食事は意外にも豪勢だった。昼間にヘリオンが倒したカッバーの肉を持ってきているからだ。
ユコナが氷解に入れ、プヨンとエクレアが分担して適度な量を運んでいた。二人ともストレージがあり多少なら荷物にもならない。もう3日分の肉は余裕で調達できていた。
食事が終わった。
ついてきた教官も含めて腹いっぱい食べ終わった頃、ユコナがそれとなくプヨンの傍に寄ってきた。ユコナはさっきから対岸を気にしていたのはプヨンも知っていた。今はもう日も暮れてほぼ真っ暗だ。
「対岸に何かいるわよ。気付いてる? 『フロストザップフェン』で鳴子代わりに生やしていた霜柱が踏みつぶされているわ。しかも姿は隠しているの」
「うん。対岸の河原あたりか。20mくらい先に3人だろ。気付いてるよ。さっき空気温度を上げた際、比熱の違いで気が付いた」
「え? なんで3人ってわかるのよ?」
ユコナは人数がわからなかったのか、むぅっと拗ね顔をしている。
プヨンは『ヴァールシュトルム』を使用していた。火球魔法の応用だが、本来は熱風で薙ぎ払うものだが、今回は大気温度を少しあげる程度にする。空気ならすぐ温まるが、姿を隠した生体は温まりにくく、冷たいまま残る。それを光学魔法で検知することで存在が確認できた。

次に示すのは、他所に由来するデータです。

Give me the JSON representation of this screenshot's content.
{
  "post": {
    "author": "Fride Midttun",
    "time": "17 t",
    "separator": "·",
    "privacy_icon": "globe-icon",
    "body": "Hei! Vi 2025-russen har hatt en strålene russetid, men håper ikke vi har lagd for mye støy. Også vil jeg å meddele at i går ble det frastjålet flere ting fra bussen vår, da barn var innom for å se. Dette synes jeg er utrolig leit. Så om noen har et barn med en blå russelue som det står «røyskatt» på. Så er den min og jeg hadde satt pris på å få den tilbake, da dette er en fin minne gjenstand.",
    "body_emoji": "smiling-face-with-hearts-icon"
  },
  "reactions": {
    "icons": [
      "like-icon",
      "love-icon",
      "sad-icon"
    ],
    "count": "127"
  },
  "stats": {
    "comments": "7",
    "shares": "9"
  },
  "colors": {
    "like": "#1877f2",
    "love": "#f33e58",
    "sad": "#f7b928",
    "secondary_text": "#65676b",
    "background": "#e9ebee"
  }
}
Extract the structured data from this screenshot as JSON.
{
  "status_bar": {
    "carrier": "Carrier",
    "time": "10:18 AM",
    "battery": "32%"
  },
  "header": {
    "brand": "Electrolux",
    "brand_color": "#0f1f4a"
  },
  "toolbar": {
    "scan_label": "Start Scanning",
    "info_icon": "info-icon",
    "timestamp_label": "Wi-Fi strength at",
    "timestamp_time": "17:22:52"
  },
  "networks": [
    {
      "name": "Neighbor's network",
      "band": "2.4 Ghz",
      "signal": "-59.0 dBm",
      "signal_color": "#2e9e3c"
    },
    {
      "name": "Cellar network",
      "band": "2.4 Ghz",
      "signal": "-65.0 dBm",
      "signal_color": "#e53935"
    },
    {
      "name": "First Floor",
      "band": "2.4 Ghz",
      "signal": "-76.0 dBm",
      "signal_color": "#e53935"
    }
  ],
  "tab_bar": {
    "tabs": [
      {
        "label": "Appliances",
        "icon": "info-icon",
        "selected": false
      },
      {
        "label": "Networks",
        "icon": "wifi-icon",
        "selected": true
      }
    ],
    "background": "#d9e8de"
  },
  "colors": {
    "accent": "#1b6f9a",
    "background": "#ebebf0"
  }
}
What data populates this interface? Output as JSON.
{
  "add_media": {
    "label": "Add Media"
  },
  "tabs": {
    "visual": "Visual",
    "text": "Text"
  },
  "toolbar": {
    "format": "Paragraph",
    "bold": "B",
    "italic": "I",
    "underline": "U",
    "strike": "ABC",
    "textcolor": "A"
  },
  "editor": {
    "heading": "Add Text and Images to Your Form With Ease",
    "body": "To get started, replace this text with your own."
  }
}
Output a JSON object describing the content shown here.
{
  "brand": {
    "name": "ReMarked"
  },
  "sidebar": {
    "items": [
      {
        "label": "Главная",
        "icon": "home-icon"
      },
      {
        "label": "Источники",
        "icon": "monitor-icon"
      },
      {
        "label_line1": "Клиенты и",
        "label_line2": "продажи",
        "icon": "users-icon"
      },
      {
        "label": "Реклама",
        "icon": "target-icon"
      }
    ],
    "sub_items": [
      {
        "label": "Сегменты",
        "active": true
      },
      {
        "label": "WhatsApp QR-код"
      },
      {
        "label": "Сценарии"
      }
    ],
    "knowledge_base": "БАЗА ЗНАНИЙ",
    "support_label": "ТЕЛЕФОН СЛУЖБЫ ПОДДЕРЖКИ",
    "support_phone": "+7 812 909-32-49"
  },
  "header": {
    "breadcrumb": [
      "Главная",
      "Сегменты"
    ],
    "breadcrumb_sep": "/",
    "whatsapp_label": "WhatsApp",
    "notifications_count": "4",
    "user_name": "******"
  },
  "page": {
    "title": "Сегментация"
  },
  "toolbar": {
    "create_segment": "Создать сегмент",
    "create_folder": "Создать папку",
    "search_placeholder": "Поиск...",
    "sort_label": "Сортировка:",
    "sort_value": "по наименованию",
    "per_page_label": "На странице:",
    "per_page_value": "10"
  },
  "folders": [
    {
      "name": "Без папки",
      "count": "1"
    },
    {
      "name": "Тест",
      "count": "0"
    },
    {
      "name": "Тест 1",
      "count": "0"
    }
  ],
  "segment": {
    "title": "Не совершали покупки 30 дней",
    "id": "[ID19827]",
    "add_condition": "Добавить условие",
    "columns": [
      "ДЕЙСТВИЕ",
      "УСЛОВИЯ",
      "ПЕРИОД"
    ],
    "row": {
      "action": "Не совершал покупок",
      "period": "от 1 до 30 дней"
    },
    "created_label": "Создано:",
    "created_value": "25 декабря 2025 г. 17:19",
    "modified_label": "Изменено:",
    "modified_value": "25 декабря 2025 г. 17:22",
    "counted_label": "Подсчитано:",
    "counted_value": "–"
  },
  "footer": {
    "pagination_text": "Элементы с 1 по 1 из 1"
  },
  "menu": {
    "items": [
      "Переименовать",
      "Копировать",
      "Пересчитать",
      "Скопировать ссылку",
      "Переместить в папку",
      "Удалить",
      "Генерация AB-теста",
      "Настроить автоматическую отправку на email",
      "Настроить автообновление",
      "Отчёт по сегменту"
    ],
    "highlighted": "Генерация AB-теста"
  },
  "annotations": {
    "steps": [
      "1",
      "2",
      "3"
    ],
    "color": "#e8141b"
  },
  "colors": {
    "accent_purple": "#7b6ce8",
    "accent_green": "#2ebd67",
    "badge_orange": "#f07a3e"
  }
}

これの逆で冷やすタイプの『カルトシュトルム』もある。2つを併用して一定時間ごとにチェックしていた。
「気付いているのならいいわ。4人か5人だと学校関係だけど、3人だと違うかな」
「そうだな。まぁ、注意をしておこうか」
何かありそうな気がする。警戒を怠らないに越したことはなかった。